第20話

文字数 603文字

 そして、警備会社の厳しい研修が終わり、いよいよその日がやってきた。

 六月の最後の土曜日。五年前と同じ場所で開催されるという国際児童フォーラム。

 あの時より参加団体も少なく、今回はこじんまりとした印象だった。それでも以前の事件の教訓もあり警備は一段と厳しい。

 健人は入り口付近の配備を自ら申し出た。
 あの時と同じベンチがある。二箇所あるベンチは、疲れた人がかわるがわる座り、あいている時間の方が少ないように思えた。

 不審な動きをしている怪しい人物はいないだろうかーー

 警備員同士は無線で繋がっているから、いざとなれば、現場急行しなければならない。油断は禁物。健人は全神経を集中させて目をひからせていた。

 俺の推理が正しければ、間違いなくあのベンチに小さな子供が一人で座る。そして係の人が迎えに来て連れて行かれる。そして事件が起こる。

 あれから健人はいろいろと調べていた。各国で開催されるフォーラムには必ずといっていいほど事件が起きていたのだ。

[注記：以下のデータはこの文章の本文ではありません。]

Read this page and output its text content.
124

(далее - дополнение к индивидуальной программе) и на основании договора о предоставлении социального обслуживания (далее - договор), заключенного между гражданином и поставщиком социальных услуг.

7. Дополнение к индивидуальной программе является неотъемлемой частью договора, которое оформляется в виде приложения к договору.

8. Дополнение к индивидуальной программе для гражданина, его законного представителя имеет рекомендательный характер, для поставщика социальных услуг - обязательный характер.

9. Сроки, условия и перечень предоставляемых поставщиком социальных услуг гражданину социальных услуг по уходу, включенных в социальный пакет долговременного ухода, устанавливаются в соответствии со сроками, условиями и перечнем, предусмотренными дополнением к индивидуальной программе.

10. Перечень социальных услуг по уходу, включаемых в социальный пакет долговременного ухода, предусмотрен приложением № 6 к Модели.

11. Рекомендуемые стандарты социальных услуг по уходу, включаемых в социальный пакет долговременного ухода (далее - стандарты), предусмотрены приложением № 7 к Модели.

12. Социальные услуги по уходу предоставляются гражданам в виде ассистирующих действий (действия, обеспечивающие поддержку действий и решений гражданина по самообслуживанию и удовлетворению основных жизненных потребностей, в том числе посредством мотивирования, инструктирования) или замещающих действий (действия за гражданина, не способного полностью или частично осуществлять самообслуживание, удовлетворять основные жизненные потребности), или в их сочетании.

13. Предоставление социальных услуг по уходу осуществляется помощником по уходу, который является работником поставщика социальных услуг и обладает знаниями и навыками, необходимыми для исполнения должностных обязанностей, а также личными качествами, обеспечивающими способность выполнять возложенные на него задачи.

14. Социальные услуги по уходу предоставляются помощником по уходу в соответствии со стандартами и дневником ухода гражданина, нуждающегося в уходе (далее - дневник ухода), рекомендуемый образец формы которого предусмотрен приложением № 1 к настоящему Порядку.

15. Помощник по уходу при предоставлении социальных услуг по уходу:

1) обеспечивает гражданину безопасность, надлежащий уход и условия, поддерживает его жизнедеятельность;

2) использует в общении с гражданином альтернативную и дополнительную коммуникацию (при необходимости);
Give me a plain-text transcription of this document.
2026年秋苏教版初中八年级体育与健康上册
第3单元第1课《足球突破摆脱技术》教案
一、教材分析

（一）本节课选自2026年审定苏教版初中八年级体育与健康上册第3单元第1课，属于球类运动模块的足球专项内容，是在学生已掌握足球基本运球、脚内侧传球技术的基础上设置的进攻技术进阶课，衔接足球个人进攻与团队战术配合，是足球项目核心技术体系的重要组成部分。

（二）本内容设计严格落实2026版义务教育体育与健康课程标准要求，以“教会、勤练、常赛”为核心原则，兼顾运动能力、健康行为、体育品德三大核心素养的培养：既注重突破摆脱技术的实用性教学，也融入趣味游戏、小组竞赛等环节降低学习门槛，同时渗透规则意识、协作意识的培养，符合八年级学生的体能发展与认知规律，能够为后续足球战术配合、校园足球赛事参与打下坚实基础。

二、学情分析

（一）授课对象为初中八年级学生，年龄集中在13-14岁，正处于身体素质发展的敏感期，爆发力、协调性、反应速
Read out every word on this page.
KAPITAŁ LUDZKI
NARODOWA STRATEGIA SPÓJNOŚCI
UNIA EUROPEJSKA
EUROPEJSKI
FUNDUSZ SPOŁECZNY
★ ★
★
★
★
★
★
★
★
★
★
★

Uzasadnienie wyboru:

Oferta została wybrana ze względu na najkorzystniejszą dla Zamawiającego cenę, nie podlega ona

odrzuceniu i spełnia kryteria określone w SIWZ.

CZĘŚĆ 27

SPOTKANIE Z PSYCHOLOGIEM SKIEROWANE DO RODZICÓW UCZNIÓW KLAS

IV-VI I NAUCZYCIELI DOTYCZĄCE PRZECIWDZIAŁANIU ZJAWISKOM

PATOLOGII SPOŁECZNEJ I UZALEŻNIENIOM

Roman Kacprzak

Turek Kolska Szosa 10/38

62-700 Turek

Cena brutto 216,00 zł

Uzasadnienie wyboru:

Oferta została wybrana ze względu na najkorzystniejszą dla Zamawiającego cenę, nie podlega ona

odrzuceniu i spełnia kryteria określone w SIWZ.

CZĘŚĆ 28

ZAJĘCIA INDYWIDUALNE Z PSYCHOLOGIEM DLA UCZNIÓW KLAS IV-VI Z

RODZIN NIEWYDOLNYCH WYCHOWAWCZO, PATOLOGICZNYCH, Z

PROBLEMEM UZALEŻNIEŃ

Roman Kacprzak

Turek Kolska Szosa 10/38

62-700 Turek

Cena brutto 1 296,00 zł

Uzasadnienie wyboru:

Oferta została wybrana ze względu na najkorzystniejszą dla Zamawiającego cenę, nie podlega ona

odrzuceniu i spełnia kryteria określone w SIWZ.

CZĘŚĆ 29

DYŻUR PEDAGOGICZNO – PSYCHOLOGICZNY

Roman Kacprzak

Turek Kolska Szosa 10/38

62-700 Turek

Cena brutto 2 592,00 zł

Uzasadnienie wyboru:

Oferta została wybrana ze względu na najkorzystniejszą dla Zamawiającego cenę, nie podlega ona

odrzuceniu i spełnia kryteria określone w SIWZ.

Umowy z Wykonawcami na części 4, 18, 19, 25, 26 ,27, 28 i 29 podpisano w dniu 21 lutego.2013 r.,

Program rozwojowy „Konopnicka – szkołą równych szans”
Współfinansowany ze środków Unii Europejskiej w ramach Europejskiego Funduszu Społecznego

 外には伏せた事件が多く、それもほとんどが自爆テロだ。日本人には理解し難いが、宗教的な問題も絡んでいるということのようだ。死者が出ることがわかっているのに、どの国も防げていない。毎回、同じようなことが繰り返されているのだ。自分のように気づいて、掘り下げる人間がいなければ、今回ももし、事件が起こっても水面下で揉み消されてしまうに違いない。どの国も国益が大事なのだ。